AI technology is gaining momentum and becoming more reliable each day. In the security industry, we are seeing a myriad of AI applications, and a wealth of opportunities: both for consumer-end surveillance and central station monitoring.

Sifting Through Footage

One of the downfalls of security footage is that most systems do not have someone constantly monitoring the live feed. It's too expensive, unrealistic, and actually unreliable. AI technology, however, is helping to bridge that gap in a big way.

We are seeing new features and capabilities in the AI space being recognized in the security industry all the time now. For example, Comcast cameras now filter through motion activity, based off people or vehicles in order to help customers easily find footage of individuals coming to the door, or even to catch package thieves.

On an even more robust scale, IC Realtime’s Ella utilizes AI to help users sift through video footage with a surprising amount of detail. Ella has the ability to recognize extremely specific things, and allows users to implement search queries for types of animals, individual car makes and models, men or women, and clothing color.

In this way, AI technology has the potential to save everyday consumers, as well as law enforcement officials, and a huge amount of time, simply by making it easier to find the surveillance videos they are looking for and bypassing irrelevant information.

“The end goal of autonomous AI is that you really don’t need a human monitoring videos anymore.

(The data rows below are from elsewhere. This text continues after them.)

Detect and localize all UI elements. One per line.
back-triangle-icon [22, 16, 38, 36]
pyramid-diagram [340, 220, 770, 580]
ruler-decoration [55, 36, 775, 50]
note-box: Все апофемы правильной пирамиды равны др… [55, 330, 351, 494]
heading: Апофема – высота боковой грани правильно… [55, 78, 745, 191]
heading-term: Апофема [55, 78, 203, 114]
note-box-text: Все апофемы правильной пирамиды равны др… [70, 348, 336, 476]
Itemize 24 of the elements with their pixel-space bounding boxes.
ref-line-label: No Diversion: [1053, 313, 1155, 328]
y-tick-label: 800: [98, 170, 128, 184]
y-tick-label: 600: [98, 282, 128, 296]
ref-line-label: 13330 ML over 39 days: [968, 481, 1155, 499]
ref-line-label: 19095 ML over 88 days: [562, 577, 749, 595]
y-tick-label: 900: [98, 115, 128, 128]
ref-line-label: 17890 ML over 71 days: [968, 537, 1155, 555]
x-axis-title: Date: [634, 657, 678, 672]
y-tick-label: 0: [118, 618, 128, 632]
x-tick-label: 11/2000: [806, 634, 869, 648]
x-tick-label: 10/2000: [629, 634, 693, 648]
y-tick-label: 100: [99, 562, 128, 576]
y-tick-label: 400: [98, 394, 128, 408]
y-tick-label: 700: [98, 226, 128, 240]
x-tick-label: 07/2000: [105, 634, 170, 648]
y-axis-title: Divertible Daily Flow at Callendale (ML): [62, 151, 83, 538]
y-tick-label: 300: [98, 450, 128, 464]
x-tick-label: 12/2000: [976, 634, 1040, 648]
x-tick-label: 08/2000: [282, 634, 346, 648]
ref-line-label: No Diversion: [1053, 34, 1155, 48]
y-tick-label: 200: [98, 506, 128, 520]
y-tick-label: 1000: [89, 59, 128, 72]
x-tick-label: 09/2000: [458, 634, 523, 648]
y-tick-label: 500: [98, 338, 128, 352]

They simply monitor the events and react to those events,” says Shawn Guan, CEO of Umbo Computer Vision.

Facial Recognition

Facial recognition is another technology we’re seeing make waves in the surveillance space. And one that has not come onto the scene without controversy.

Through facial recognition, cameras are able to pinpoint and track specific people or individual characteristics. The application for this technology (specific to the security industry) includes:

  • Crime Prevention
  • Targeted Advertising
  • Locating Missing Persons
  • Protecting Performers or Law Enforcement
  • Controlling Access to Restricted Areas

Identifying “Unusual” Behavior

One particular area that many facial recognition experts are interested in advancing is the identification of “unusual” behavior. Even beyond recognizing specific people marked as threats, this could take the form of reading the body language of anyone who comes through the door of a bank with ill intentions, or students in the hallway that are about to fight.

Boulder AI is one example of a company exploring the possibilities of this kind of advanced analysis. They are currently working on a system designed to analyze suspicious behaviors of people at banks. They are making use of both old security camera footage as well as shooting their own video with actors, in order to train their system.

“We’re specifically looking for bad guys, and detecting the difference between a normal actor and someone acting out of bounds,” says Boulder founder, Darren Odom.

An Application in Central Station Monitoring

Another place we could see AI enter the security industry is in central station monitoring. While most AI applications are currently being recognized on the front-end of user experience, there could be even more use for AI technology on the back-end as well.

Google Duplex is one example of an AI software that makes use of natural language in order to help customers interact with businesses. And while this technology is still in the early phase of implementation—currently only being used to book appointments at hair salons and make restaurant reservations—it’s not hard to imagine an application for this technology in businesses that rely heavily on human operators (i.e. central stations).